My Mother and the Can Opener

My mother arrived in Beirut a young country girl, barely able to read and write, having never strayed more than a donkey ride from her village. She would remake herself within a short period of time and kept doing so for as long as I could remember. She emerged from one cocoon after another, and each butterfly wanted nothing to do with the caterpillar she’d once been. My father was not well-off, particularly when they were first married, but she spent whatever extra money she had on clothes and, more important, accessories. She could wear the same dress for an entire week and make it look different each day. I inherited none of that talent.

A number of her dresses were markers of my childhood. Instructing my sister on boiling rice while wearing a red dress with small blue lilacs spattered across it as if she had tumbled into a bushel of flowers, yelling at me for trying on her precious pillbox hat in a white high-neck number, a sophisticated cut that highlighted her slim figure. For the slap, she had on her popover purple dress. A few days after my ninth birthday, I stood before the full mirror after a bath, drying my hair, noticing that the towel around my head made me look less boy. I wrapped it like a turban, held it high atop my head. I was an African village woman going to market, a desert maiden visiting the well. Naked before that mirror, I moved one thigh in front of the other and disappeared my penis in flesh not yet fully plump. Mazen accidentally opened the door. Stunned, he didn’t shut it quickly enough. My mother in purple passed by. She rushed in, smote my African-cum-desert-maiden hairdo without a single word, and slapped me hard. In my late fifties, I could still feel my cheek burning.

I idolized her as a child—well, early on I did.
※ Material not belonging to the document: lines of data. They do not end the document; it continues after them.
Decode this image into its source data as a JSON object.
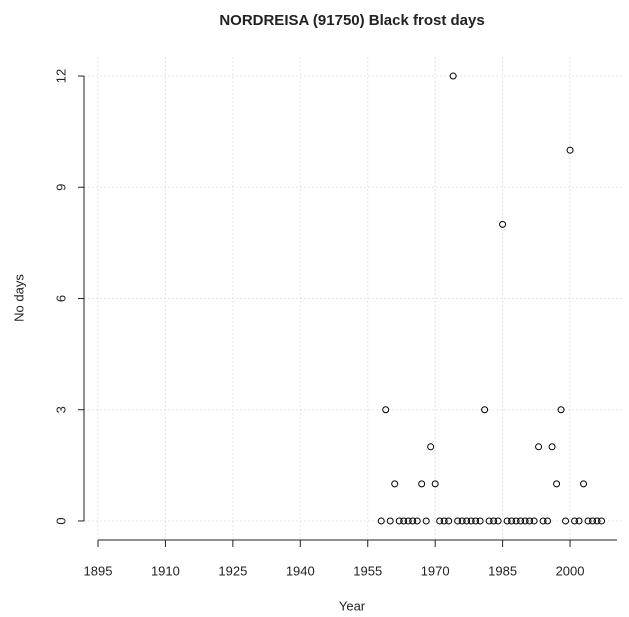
{
  "chart_data": {
    "type": "scatter",
    "title": "NORDREISA (91750) Black frost days",
    "x_label": "Year",
    "y_label": "No days",
    "x": [
      1958,
      1959,
      1960,
      1961,
      1962,
      1963,
      1964,
      1965,
      1966,
      1967,
      1968,
      1969,
      1970,
      1971,
      1972,
      1973,
      1974,
      1975,
      1976,
      1977,
      1978,
      1979,
      1980,
      1981,
      1982,
      1983,
      1984,
      1985,
      1986,
      1987,
      1988,
      1989,
      1990,
      1991,
      1992,
      1993,
      1994,
      1995,
      1996,
      1997,
      1998,
      1999,
      2000,
      2001,
      2002,
      2003,
      2004,
      2005,
      2006,
      2007
    ],
    "values": [
      0,
      3,
      0,
      1,
      0,
      0,
      0,
      0,
      0,
      1,
      0,
      2,
      1,
      0,
      0,
      0,
      12,
      0,
      0,
      0,
      0,
      0,
      0,
      3,
      0,
      0,
      0,
      8,
      0,
      0,
      0,
      0,
      0,
      0,
      0,
      2,
      0,
      0,
      2,
      1,
      3,
      0,
      10,
      0,
      0,
      1,
      0,
      0,
      0,
      0
    ],
    "color": "#000000",
    "xlim": [
      1892,
      2012
    ],
    "xticks": [
      1895,
      1910,
      1925,
      1940,
      1955,
      1970,
      1985,
      2000
    ],
    "ylim": [
      -0.5,
      12.5
    ],
    "yticks": [
      0,
      3,
      6,
      9,
      12
    ],
    "grid": true
  }
}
She exemplified the word “fabulous.” She used to gesture dramatically with her hands while talking. I used to think that I didn’t need to hear her words because her hands explained everything, that those hands of hers were the last practitioners of a lost Babylonian language. Then her gestures matured, became grander, with more flourish, more panache. They no longer illustrated her narrative, were more about style than a need to be understood. I would get lost trying to reinterpret them.

Francine insisted that women like her should not have children, that we only served as garnish. In her own way, my mother loved her children—loved us with a lofty, magnanimous detachment. She air-kissed us goodnight. If any of us achieved anything of consequence, she’d pat us on the head. My brother Firas at seventeen ran the fastest 400 meter in the school district. He received a pat on the head. I had such high scores on the baccalaureate that a Lebanese organization offered to pay my way through Harvard, a pat on the head.

Most of the clothes she bought for us were neutral, blacks and whites and grays and browns, whereas she preferred bright colors. Wherever we showed up as a family, our subdued hues made her shine. It wasn’t just us. The walls of our home were a dead white, the furniture beige. Even the carpets were muted. Everything in the apartment had a function: to make her appear striking.

I have one remaining photograph of her in my chest of secrets, from the late sixties, the colors tinted an aging orange. Draped around her shoulders is a white cardigan with red piping. She is going for Vogue kitchen elegance on a restricted budget. Her hair is high in the style of the era, an elaborate chignon that required gallons of hairspray; my eyes stung looking at the picture. In front of her, on the Formica kitchen table, mustard yellow, lie a number of kitchen utensils, three bowls, and her newest acquisition at the time, the reason the camera was brought out of its case: an electric can opener. Her hands magically appear from beneath the floating cardigan to direct the viewer’s eyes toward her prize. My mother’s smile is that of a winner.

Her joy wasn’t everlasting, of course. It was a year at most before the electric can opener earned its place at the back of the pantry next to the sealed jars of pickled turnips.

When cans infested Beiruti consciousness, it was about moving up in the world, giving up pesky traditions. My mother desperately wanted to be lifted by the calloused hands of modernity. Nothing spoke to her better then. Look, every single asparagus the same size, not like the idiosyncratic stalks of nature. We were all duly, if briefly, impressed. Canned mushrooms were a particular favorite. The end arrived when in high summer my mother made a compote of canned fruits. I remember looking at the dish before me while smelling the freshly picked peaches atop the sideboard. I wasn’t the only one. My father stared wistfully at the overflowing bowl. Mazen held up pieces of the slimy, syrupy fruit one by one. He curled his upper lip and put a slice of mandarin there as a mustache.

Like her pillbox hat and my brothers’ psychedelic prints, the novelty ran its course, and we returned to picking fruits off trees. Some years later a forgotten can spontaneously exploded, detritus of botulism and string beans covering everything in the pantry.